A timber processing company based in Rotorua was yesterday ordered to pay reparations of $10,000 after one of its employees was seriously injured because the machine he was working on wasn’t adequately guarded.

Lakeland Timber Processors Limited was convicted of breaching the Health and Safety in Employment Act 1992 in the Rotorua District Court – no fine was handed down because the company has gone into liquidation.

On 17 July last year the employee, a process worker at the factory, put his hand under the guard on the saw machine and accidentally started the saw, amputating the tips of his left index and middle finger.

“While this machine had some guarding, it wasn’t enough to prevent this employee from suffering serious injuries to his left hand,” says the Department of Labour’s Bay of Plenty Service Manager, Murray Thompson.

“We see far too many of these types of accidents – every year hundreds of New Zealand workers are injured because the machines they’re working on are either not guarded or the guarding is not adequate. It is unacceptable.”

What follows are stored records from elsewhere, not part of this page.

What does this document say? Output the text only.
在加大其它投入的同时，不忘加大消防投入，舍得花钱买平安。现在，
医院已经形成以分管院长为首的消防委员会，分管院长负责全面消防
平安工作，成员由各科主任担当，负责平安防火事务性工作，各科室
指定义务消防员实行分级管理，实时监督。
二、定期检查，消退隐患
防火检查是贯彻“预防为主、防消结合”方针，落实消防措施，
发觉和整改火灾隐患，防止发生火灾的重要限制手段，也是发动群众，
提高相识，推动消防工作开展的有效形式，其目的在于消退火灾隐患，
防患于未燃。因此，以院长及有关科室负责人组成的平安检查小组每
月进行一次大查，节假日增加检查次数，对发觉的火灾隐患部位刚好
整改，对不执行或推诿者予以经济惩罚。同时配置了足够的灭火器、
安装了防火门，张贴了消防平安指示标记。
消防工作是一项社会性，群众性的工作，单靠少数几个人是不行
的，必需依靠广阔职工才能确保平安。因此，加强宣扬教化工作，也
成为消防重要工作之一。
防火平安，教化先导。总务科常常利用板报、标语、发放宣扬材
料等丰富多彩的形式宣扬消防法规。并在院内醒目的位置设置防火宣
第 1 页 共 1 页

The Department has a three-year project under way to reduce the number of serious harm and fatal accidents resulting from the unsafe use of machinery.



ENDS
Notes to Editor

Lakeland Timber Processors Limited was convicted on one charge under Section 6 of the Health and Safety in Employment Act 1992.
Section 6 of the Health and Safety in Employment Act 1992 states: Every employer shall take all practicable steps to ensure the safety of employees while at work; and in particular shall take all practicable steps to—
(a) provide and maintain for employees a safe working environment; and
(b) provide and maintain for employees while they are at work facilities for their safety and health; and
(c) ensure that plant used by any employee at work is so arranged, designed, made, and maintained that it is safe for the employee to use; and
(d) ensure that while at work employees are not exposed to hazards arising out of the arrangement, disposal, manipulation, organisation, processing, storage, transport, working, or use of things—
(i) in their place of work; or
(ii) near their place of work and under the employer's control; and
(e) develop procedures for dealing with emergencies that may arise while employees are at work.